El Sarape, a longtime Mexican restaurant in west Olympia, received a much better restaurant inspection at the end of May after an inspection near the beginning of the month didn’t go so well.
On May 7, two days after Cinco De Mayo, a busy day for the restaurant, the business was visited by a Thurston County environmental health specialist, who documented enough violations to automatically trigger a re-inspection later in the month.
El Sarape tallied 40 red points, 30 blue points, and anything more than 65 points total, triggers a re-inspection that costs the business $185, said Sammy Berg, a senior environmental health specialist for the county and who supervises the division that inspects restaurants.
Red points denote a more serious infraction, such as something that could directly result in a food-borne illness, while blue points are considered low risk factors for food-borne illness.
El Sarape’s follow up inspection resulted in a total of 17 points -- five red points and 12 blue points.
“Overall improvement observed -- good job,” said environmental health specialist Jerry Caird in his report.
But the May 7 inspection still looms large for El Sarape.
The Olympian regularly posts restaurant inspections from the county’s health department -- it is public information -- online and on its Facebook page, and El Sarape’s May 7 inspection lit up social media with several comments, leading the business to respond on its own Facebook page.
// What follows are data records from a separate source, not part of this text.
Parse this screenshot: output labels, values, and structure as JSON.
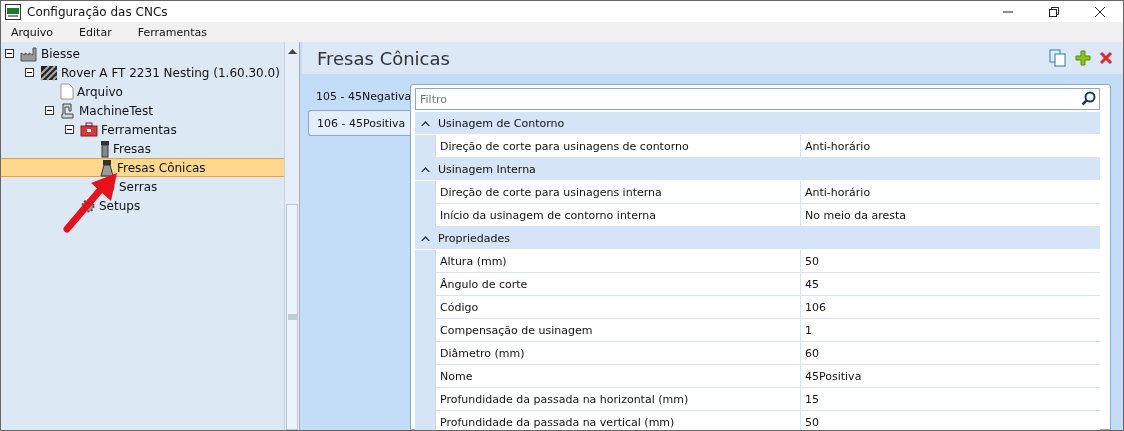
{
  "window": {
    "title": "Configuração das CNCs"
  },
  "menu": [
    "Arquivo",
    "Editar",
    "Ferramentas"
  ],
  "tree": [
    {
      "label": "Biesse",
      "kind": "factory",
      "expanded": true,
      "selected": false,
      "children": [
        {
          "label": "Rover A FT 2231 Nesting (1.60.30.0)",
          "kind": "machine",
          "expanded": true,
          "selected": false,
          "children": [
            {
              "label": "Arquivo",
              "kind": "file",
              "selected": false
            },
            {
              "label": "MachineTest",
              "kind": "press",
              "expanded": true,
              "selected": false,
              "children": [
                {
                  "label": "Ferramentas",
                  "kind": "toolbox",
                  "expanded": true,
                  "selected": false,
                  "children": [
                    {
                      "label": "Fresas",
                      "kind": "mill",
                      "selected": false
                    },
                    {
                      "label": "Fresas Cônicas",
                      "kind": "conemill",
                      "selected": true
                    },
                    {
                      "label": "Serras",
                      "kind": "saw",
                      "selected": false
                    }
                  ]
                },
                {
                  "label": "Setups",
                  "kind": "gear",
                  "selected": false
                }
              ]
            }
          ]
        }
      ]
    }
  ],
  "panel": {
    "title": "Fresas Cônicas",
    "tabs": [
      {
        "label": "105 - 45Negativa",
        "selected": false
      },
      {
        "label": "106 - 45Positiva",
        "selected": true
      }
    ],
    "filter": {
      "placeholder": "Filtro"
    },
    "groups": [
      {
        "title": "Usinagem de Contorno",
        "expanded": true,
        "rows": [
          {
            "name": "Direção de corte para usinagens de contorno",
            "value": "Anti-horário"
          }
        ]
      },
      {
        "title": "Usinagem Interna",
        "expanded": true,
        "rows": [
          {
            "name": "Direção de corte para usinagens interna",
            "value": "Anti-horário"
          },
          {
            "name": "Início da usinagem de contorno interna",
            "value": "No meio da aresta"
          }
        ]
      },
      {
        "title": "Propriedades",
        "expanded": true,
        "rows": [
          {
            "name": "Altura (mm)",
            "value": "50"
          },
          {
            "name": "Ângulo de corte",
            "value": "45"
          },
          {
            "name": "Código",
            "value": "106"
          },
          {
            "name": "Compensação de usinagem",
            "value": "1"
          },
          {
            "name": "Diâmetro (mm)",
            "value": "60"
          },
          {
            "name": "Nome",
            "value": "45Positiva"
          },
          {
            "name": "Profundidade da passada na horizontal (mm)",
            "value": "15"
          },
          {
            "name": "Profundidade da passada na vertical (mm)",
            "value": "50"
          }
        ]
      }
    ]
  }
}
In a follow up interview, Christine Graham, who handles public relations for the business and who also works as a bartender at the restaurant, said the May 7 inspection does not reflect how the business operates.
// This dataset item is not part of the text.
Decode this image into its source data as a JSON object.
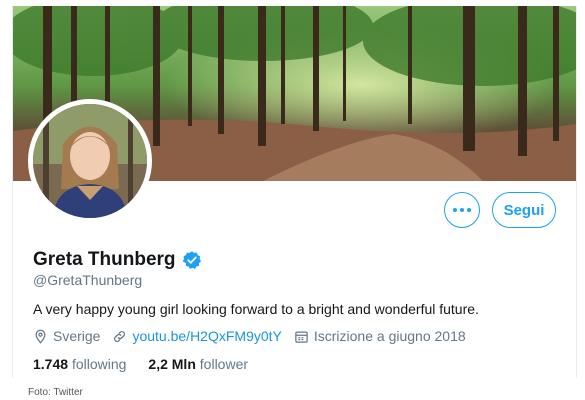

“We take cleanliness seriously,” she said. “We want them all (customers) to feel comfortable and safe.”
She also said the business had just experienced one of its busiest days of the year -- Cinco De Mayo -- an all-hands-on-deck experience for employees and a day when the business is busy from opening to close. Two days later the inspector showed up, she said, adding that they can show up at any time.
That’s true, Berg said. Restaurants are inspected twice a year and inspections are unannounced.
Berg also emphasized that when critical issues are noted at a restaurant they are addressed at the time. For example, if a refrigerator is too warm, but it hasn’t been warm for very long, that food is taken out and put into another fridge. If a fridge is too warm and it has been too warm for too long, that food is thrown out, he said.
Graham, too, said past inspections of the restaurant have been fine.
Berg said El Sarape received 22 points in September 2013; 20 points in March 2013; eight points in Sept. 2012; and 20 points in Jan. 2012.
“Those are what I would consider normal scores,” he said, particularly for a restaurant with 30 or more employees. The west Olympia El Sarape has about 50, Graham said.
But as a result of a recent statewide change to the food code, red marks can be generated quickly. The state made it more of a penalty for those things that commonly result in food-borne illness, such as sick employees, lack of hand washing and direct contact with food, Berg said.
It doesn’t seem like much, he said, but a new employee, for example, who is observed not washing his/her hands, who then touches raw chicken and makes a salad, will rack up a lot of red points in a hurry.
Re-inspections are not the norm in Thurston County. The county did 1,347 inspections last year, resulting in 11 re-inspections, Berg said.